L’appui au développement de structures industrielles locales plus petites, comme les PME ou les Entreprises de taille intermédiaire constitue un élément fondamental de la politique industrielle. Le Pacte national a fait de l’amélioration de la compétitivité des PME un objectif essentiel de sa démarche. Les outils définis à cette fin (Imtiaz, Moussanada, Fonds public-privé, Inmaâ) et la panoplie des autres mesures d’appui tardent à donner des résultats. Notre économie ne crée pas de nombreuses entreprises industrielles mais surtout elle ne parvient pas à les faire grandir. On constate aujourd’hui un déficit d’ETI. Ces entreprises peuvent être les grands groupes de demain. Les causes de cette faiblesse sont connues : effets des seuils sociaux, faiblesse des effets d’agglomération, insuffisante culture technique, peu de transfert d’innovation et surtout difficultés de financement. Les banques sont trop frileuses à l’égard de ces entreprises et peu de dispositifs sont prévus afin d’accompagner ces entreprises dans leur développement et d’améliorer l’accès des PME-ETI au marché financier. Par ailleurs, le Pacte national fait du développement de Plateformes industrielles intégrées le support-clé de sa politique d’attractivité territoriale. Quinze principaux chantiers ont été placés auprès d’aménageurs développeurs. L’état d’avancement des chantiers est très inégal, ce qui est, somme toute, naturel. Par contre, une politique d’attractivité industrielle territorialisée ne peut se réduire à la mise à disposition des entreprises de sites d’accueil, même s’ils sont normés aux meilleurs standards internationaux. L’attractivité de l’investissement est fortement conditionnée par la valorisation des autres atouts des territoires. Ainsi, la qualité des universités et des établissements de recherche est essentielle pour permettre aux entreprises de trouver les capacités de recherche et développement dont elles ont besoin. Il est donc essentiel que les régions disposent d’un système d’éducation et de recherche qui leur permette d’apporter une réponse dans les secteurs qui présentent une importance stratégique pour l’économie régionale.

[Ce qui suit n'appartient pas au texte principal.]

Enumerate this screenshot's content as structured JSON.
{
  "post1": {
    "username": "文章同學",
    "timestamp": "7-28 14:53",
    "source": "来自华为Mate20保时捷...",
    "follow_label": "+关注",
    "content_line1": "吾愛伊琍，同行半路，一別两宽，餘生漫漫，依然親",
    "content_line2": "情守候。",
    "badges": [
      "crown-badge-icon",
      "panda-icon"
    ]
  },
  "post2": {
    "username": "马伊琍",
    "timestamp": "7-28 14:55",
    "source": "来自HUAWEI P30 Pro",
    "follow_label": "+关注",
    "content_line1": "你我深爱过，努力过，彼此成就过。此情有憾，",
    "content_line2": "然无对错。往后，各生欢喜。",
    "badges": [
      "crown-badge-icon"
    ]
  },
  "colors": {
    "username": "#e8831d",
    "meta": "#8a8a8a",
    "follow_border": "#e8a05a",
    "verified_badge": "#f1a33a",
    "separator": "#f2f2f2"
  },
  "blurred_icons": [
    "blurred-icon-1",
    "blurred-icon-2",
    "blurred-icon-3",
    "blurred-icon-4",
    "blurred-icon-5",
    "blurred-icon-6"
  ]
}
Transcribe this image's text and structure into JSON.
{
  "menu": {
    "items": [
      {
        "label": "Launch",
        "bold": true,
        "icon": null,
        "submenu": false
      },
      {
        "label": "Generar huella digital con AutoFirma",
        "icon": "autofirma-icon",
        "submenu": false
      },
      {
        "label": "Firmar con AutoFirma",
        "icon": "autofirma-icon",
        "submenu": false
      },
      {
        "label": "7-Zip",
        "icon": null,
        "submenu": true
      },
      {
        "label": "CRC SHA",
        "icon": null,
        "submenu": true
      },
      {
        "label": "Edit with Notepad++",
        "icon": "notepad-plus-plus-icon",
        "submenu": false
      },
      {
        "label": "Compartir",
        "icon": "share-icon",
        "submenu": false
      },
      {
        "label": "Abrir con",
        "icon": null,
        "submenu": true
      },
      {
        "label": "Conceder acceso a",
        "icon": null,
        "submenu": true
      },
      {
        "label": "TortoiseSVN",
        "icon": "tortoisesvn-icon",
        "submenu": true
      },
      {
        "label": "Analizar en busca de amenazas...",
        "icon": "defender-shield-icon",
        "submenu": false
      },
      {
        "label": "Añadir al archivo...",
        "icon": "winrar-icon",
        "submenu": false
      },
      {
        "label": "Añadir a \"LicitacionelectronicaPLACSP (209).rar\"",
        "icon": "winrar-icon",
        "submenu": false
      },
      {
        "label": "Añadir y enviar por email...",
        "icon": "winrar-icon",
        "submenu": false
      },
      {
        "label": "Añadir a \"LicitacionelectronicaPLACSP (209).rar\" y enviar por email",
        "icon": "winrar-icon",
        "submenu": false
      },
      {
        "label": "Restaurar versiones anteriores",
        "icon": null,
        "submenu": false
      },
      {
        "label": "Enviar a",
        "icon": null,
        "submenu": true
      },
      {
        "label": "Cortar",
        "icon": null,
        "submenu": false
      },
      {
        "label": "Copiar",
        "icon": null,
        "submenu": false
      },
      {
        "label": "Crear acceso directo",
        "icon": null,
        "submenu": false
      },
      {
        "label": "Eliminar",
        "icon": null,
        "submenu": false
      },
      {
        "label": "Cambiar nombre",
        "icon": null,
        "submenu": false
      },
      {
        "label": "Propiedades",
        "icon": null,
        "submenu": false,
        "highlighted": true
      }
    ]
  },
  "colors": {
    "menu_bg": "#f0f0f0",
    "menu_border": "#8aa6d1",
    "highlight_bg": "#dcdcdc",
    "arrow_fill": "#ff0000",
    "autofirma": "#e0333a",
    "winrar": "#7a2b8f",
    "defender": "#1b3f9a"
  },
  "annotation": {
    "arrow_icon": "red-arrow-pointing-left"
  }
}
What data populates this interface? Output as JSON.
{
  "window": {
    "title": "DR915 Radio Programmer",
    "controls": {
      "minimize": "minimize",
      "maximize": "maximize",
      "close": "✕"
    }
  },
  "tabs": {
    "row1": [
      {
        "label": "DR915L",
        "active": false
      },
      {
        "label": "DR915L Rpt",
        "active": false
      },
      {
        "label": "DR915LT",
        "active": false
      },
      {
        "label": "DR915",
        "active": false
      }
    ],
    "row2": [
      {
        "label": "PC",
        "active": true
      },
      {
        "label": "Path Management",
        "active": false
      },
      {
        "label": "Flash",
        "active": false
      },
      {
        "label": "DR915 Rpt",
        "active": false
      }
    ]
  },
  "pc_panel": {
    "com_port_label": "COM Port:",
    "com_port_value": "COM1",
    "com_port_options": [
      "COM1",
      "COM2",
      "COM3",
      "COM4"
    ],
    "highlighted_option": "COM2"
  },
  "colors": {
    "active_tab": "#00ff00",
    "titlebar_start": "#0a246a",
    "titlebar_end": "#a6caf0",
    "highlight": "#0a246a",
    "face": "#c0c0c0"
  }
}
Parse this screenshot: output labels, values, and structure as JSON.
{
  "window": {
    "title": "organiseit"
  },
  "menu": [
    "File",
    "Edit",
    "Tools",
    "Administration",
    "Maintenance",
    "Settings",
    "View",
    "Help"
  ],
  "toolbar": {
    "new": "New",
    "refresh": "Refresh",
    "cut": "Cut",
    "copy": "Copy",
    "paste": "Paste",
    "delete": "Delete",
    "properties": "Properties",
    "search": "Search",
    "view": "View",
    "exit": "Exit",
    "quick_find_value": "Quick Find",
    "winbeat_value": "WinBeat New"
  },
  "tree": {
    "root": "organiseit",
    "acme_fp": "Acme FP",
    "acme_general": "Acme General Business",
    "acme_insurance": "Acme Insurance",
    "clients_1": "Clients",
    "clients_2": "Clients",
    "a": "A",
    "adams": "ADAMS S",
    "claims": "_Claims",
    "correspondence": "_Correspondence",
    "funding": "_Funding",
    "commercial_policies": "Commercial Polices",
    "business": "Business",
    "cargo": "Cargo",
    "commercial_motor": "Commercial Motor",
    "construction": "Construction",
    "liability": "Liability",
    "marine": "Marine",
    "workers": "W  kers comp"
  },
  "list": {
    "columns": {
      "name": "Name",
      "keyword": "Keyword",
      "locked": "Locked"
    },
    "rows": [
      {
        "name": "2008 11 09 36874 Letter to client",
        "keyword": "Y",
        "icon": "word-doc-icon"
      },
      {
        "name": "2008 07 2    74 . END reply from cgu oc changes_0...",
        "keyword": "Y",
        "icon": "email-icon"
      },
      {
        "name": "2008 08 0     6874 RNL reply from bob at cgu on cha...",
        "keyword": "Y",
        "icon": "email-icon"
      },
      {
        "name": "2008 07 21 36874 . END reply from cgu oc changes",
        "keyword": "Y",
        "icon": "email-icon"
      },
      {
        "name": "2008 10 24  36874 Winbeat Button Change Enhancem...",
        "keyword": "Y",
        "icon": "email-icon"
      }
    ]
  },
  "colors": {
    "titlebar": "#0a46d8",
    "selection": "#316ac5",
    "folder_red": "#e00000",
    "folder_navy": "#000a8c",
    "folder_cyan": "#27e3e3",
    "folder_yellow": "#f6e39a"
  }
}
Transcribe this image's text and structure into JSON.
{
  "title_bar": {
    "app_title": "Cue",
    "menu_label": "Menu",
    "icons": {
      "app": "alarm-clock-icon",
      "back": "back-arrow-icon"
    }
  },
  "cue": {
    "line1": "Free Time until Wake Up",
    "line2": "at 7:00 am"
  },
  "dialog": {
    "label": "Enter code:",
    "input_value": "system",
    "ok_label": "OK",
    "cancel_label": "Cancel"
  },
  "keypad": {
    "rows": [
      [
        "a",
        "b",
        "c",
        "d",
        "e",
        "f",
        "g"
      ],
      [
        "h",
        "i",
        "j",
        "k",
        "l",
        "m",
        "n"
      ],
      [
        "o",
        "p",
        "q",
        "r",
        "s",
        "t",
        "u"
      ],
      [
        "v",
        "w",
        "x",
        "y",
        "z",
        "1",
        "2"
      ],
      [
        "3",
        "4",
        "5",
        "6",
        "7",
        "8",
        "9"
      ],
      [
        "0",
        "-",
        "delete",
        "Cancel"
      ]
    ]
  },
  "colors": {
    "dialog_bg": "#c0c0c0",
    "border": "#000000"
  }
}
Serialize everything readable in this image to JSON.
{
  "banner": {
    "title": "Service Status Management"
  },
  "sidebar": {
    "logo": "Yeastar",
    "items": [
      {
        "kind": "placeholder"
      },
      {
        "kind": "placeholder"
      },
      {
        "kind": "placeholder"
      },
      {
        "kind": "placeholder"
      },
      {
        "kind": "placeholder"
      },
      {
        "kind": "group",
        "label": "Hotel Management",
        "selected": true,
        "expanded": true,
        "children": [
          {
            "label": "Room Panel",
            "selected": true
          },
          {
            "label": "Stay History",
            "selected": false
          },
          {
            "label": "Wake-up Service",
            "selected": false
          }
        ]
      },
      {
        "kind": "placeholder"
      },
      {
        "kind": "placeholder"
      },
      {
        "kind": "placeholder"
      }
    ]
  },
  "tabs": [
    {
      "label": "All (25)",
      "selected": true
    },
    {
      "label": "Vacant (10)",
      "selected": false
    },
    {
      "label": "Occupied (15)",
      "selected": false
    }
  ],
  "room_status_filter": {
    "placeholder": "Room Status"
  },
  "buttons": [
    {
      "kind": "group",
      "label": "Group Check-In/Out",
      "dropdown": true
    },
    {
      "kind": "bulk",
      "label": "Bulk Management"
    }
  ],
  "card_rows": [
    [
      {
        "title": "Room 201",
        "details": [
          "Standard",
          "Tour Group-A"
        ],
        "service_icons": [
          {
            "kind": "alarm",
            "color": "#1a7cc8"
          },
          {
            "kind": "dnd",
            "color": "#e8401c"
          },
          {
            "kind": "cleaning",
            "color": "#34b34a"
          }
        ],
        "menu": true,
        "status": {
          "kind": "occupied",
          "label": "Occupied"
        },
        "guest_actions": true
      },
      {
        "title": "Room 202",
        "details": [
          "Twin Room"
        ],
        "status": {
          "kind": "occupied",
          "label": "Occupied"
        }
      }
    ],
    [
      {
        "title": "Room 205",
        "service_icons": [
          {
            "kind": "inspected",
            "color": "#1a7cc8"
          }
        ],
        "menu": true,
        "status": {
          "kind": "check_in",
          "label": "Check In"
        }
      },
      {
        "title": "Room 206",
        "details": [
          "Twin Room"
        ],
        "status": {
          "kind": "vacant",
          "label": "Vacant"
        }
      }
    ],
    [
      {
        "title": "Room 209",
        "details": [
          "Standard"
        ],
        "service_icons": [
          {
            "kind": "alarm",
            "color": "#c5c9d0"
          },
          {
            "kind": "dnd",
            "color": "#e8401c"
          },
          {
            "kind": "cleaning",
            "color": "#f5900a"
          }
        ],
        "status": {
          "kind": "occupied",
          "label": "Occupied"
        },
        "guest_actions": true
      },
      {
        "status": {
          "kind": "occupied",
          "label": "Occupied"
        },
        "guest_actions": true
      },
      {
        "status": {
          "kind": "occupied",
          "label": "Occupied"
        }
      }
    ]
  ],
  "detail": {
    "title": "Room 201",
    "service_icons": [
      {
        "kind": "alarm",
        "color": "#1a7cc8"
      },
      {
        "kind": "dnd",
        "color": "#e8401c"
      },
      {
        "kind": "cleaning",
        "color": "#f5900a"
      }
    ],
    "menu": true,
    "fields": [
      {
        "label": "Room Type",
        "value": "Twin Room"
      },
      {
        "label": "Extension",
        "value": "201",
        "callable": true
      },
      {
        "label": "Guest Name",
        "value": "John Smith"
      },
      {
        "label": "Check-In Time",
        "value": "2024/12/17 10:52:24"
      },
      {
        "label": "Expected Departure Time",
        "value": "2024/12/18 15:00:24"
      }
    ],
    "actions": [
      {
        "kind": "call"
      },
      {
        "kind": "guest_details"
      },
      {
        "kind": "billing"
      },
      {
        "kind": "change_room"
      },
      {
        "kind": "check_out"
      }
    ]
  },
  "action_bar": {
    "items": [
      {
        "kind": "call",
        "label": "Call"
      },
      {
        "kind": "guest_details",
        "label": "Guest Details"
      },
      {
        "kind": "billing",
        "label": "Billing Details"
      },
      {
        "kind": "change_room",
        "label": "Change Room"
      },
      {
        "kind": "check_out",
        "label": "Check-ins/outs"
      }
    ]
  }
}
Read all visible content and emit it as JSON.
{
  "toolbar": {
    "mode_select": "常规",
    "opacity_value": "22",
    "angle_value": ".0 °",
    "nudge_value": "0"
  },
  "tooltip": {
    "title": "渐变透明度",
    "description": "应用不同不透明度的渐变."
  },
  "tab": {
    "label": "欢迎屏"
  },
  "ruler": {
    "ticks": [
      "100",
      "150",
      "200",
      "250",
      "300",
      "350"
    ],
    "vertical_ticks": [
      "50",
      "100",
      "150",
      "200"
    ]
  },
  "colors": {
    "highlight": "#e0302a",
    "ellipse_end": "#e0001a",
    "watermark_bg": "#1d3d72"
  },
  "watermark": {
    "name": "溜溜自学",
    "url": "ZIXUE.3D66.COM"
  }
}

La qualité de vie fait aussi partie des atouts des territoires ; une réputation qui permet aux entreprises de faire venir plus facilement des salariés, des chercheurs et des cadres de haut niveau. La promotion des savoir-faire locaux est également un moteur puissant pour la construction de l’image du territoire en matière économique et pour attirer les entreprises. Enfin, certains équipements peuvent se révéler cruciaux pour aider les entreprises à développer leurs projets. Demain, les régions vont constituer l’échelon le plus adapté pour concevoir une stratégie de développement cohérente et adaptée aux territoires. L’organisation de l’action industrielle doit donc s’adapter à ce nouveau contexte dans le cadre régional et prévoir de nouveaux schémas d’organisation des compétences et de mutualisation des services dans le domaine de la formation, des infrastructures et des transports. Le Pacte Emergence a encore devant lui bien des défis à surmonter. Les attentes à l’égard des entreprises et des acteurs locaux sont fortes, pour ne pas dire plus fortes encore qu’à l’égard de l’Etat. Ces deux sphères d’intervention, aux interactions évidentes, doivent impérativement répondre aux besoins de convergence et de synergie pour gagner le challenge du Maroc industriel.